# Soot on Siding....



## TGC (Sep 15, 2012)

I have a customer that I pressure washed the house for and am now in the process of painting all ext trim. On one of 4 sides of this home there is a pellet stove, and it was not installed correctly (hence why I have the job)....the stove has put soot on this one side of the house and I cannot seem to get it off the siding. Any ideas? All are welcome...

Thanks in advance,

TGC


----------



## NCPaint1 (Aug 6, 2009)

Are you just cleaning it, or painting it as well?

Sent from my Android, which is still better than the iPhone 6


----------



## TGC (Sep 15, 2012)

NCPaint1 said:


> Are you just cleaning it, or painting it as well?
> 
> Sent from my Android, which is still better than the iPhone 6


I'm cleaning the siding to bring it back to natural state, trim is wood and is getting painted...or rather is painted now. Still cannot get that soot off tho...even tried scrubbing with some bleach...NOTHING.

thanks for your reply.

TGC


----------



## Lambrecht (Feb 8, 2010)

Try Krud Kutter.


----------



## NCPaint1 (Aug 6, 2009)

Lambrecht said:


> Try Krud Kutter.


Yep, was gonna suggest that too. Maybe spray oven cleaner. It works on oil sealers so its worth a shot.
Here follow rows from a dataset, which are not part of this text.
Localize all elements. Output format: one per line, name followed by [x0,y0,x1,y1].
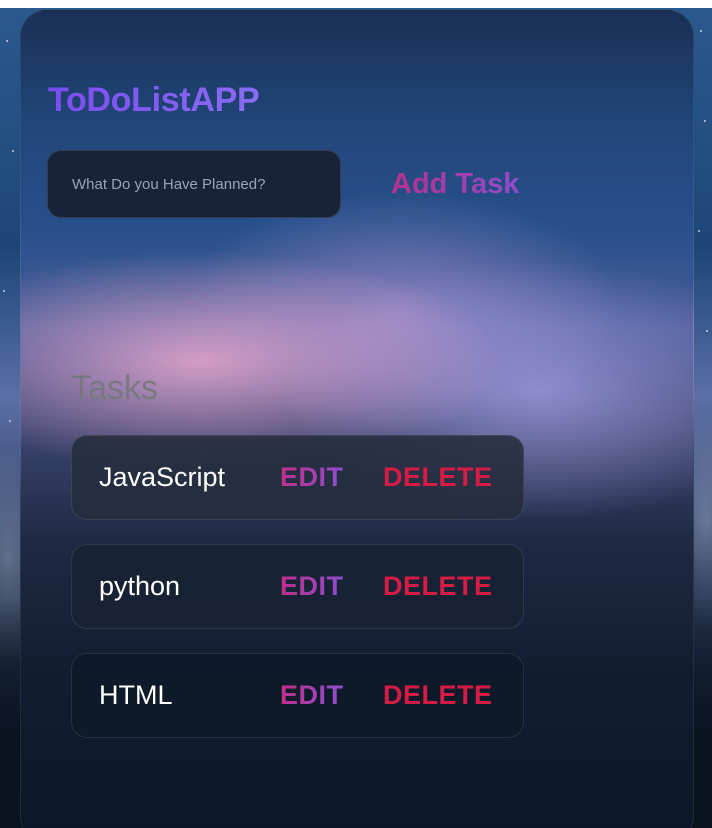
new-task-input[interactable] [47,150,341,218]
edit-task-button[interactable]: EDIT [280,457,344,497]
todo-card: ToDoListAPP Add Task Tasks JavaScript ED… [20,10,694,828]
delete-task-button[interactable]: DELETE [383,675,493,715]
delete-task-button[interactable]: DELETE [383,457,493,497]
task-name: JavaScript [99,462,226,492]
task-name: HTML [99,680,173,710]
task-name: python [99,571,181,601]
edit-task-button[interactable]: EDIT [280,675,344,715]
delete-task-button[interactable]: DELETE [383,566,493,606]
task-row: python EDIT DELETE [71,544,524,629]
app-title: ToDoListAPP [48,81,260,119]
add-task-button[interactable]: Add Task [383,161,527,207]
task-row: HTML EDIT DELETE [71,653,524,738]
task-row: JavaScript EDIT DELETE [71,435,524,520]
task-list: JavaScript EDIT DELETE python EDIT DELET… [71,435,524,762]
tasks-heading: Tasks [71,369,158,407]
edit-task-button[interactable]: EDIT [280,566,344,606]
top-edge [0,0,712,8]
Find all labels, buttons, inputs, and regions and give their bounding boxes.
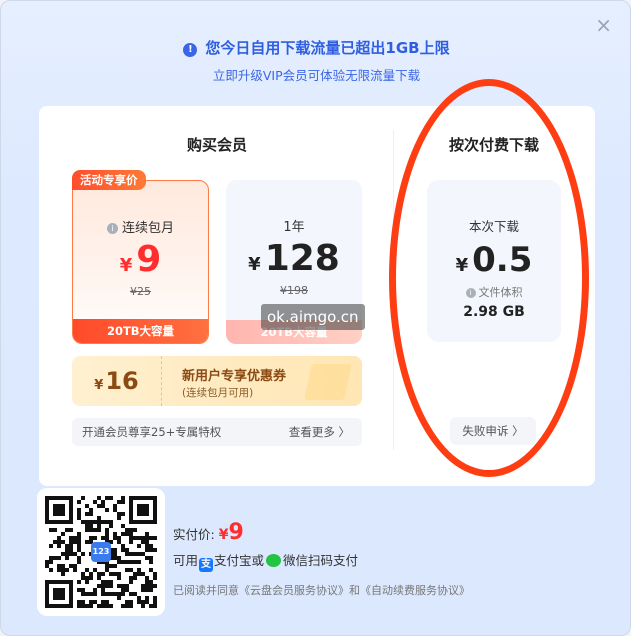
- perks-bar: 开通会员尊享25+专属特权 查看更多 〉: [72, 418, 362, 446]
- plan-monthly[interactable]: i 连续包月 ¥9 ¥25 20TB大容量: [72, 180, 209, 344]
- qr-logo-icon: 123: [91, 542, 111, 562]
- upgrade-subtitle: 立即升级VIP会员可体验无限流量下载: [212, 68, 421, 83]
- limit-title: ! 您今日自用下载流量已超出1GB上限: [1, 37, 630, 58]
- info-icon: !: [183, 43, 198, 57]
- view-more-link[interactable]: 查看更多 〉: [289, 418, 350, 446]
- file-volume-label: i 文件体积: [427, 284, 561, 300]
- agreement-text[interactable]: 已阅读并同意《云盘会员服务协议》和《自动续费服务协议》: [173, 582, 470, 598]
- download-price: ¥0.5: [455, 240, 533, 280]
- plan-capacity: 20TB大容量: [73, 319, 208, 343]
- plan-price: ¥9: [119, 239, 162, 280]
- this-download-label: 本次下载: [468, 219, 519, 234]
- plan-name: 1年: [283, 220, 305, 235]
- failure-appeal-button[interactable]: 失败申诉 〉: [450, 417, 536, 445]
- perks-text: 开通会员尊享25+专属特权: [82, 425, 222, 439]
- info-icon: i: [465, 288, 476, 298]
- payment-qr-code: 123: [37, 488, 165, 616]
- section-divider: [393, 130, 394, 450]
- plan-name: i 连续包月: [73, 217, 208, 236]
- pay-per-download-title: 按次付费下载: [448, 136, 539, 154]
- coupon-decoration-icon: [304, 364, 352, 400]
- coupon-note: (连续包月可用): [182, 387, 254, 399]
- info-icon: i: [106, 223, 118, 234]
- close-icon[interactable]: ×: [595, 15, 612, 35]
- coupon-title: 新用户专享优惠券: [182, 369, 287, 384]
- actual-price: 实付价: ¥9: [173, 520, 244, 545]
- purchase-card: 购买会员 活动专享价 i 连续包月 ¥9 ¥25 20TB大容量 1年 ¥128 …: [39, 106, 595, 486]
- new-user-coupon[interactable]: ¥16 新用户专享优惠券 (连续包月可用): [72, 356, 362, 406]
- alipay-icon: 支: [199, 558, 214, 572]
- membership-section-title: 购买会员: [186, 136, 247, 154]
- download-limit-dialog: × ! 您今日自用下载流量已超出1GB上限 立即升级VIP会员可体验无限流量下载 …: [0, 0, 631, 636]
- plan-original-price: ¥198: [280, 284, 308, 297]
- plan-price: ¥128: [248, 238, 340, 279]
- payment-methods: 可用支支付宝或 微信扫码支付: [173, 553, 359, 572]
- promo-badge: 活动专享价: [72, 170, 146, 190]
- wechat-icon: [266, 554, 282, 567]
- file-size: 2.98 GB: [463, 304, 525, 320]
- plan-original-price: ¥25: [130, 285, 151, 298]
- pay-per-download-card[interactable]: 本次下载 ¥0.5 i 文件体积 2.98 GB: [427, 180, 561, 342]
- coupon-amount: ¥16: [72, 356, 162, 406]
- watermark: ok.aimgo.cn: [261, 304, 365, 330]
Sent from my Android, which is still better than the iPhone 6


----------



## Roof Cleaning (Jun 29, 2011)

strong caustic...watch overspray, bleach will do nothing to soot.

I would cover the stove/grill or whatever made the stain with plastic...but I like strong chems  strong caustic and paint is a nono.


----------



## PressurePros (May 6, 2007)

Tom is correct.. caustic. You could downstream a strong butyl/potassium hydroxide solution and it should melt right off. Since you are painting, this will also have an added benefit of removing oxidation.


----------



## Ultimate (Mar 20, 2011)

Ken, 

Is there some way to attain a reference guide of chems for cleaning? Something like a med student would use for studying meds. 

Brand name and generic name. Side effects. Dosage. When to use and on what. When not to use and on what. 

Reason I ask is because I see you typically using generic wording of active ingredients all the time versus brand names. I would like to have that knowledge. 

Thanks.


----------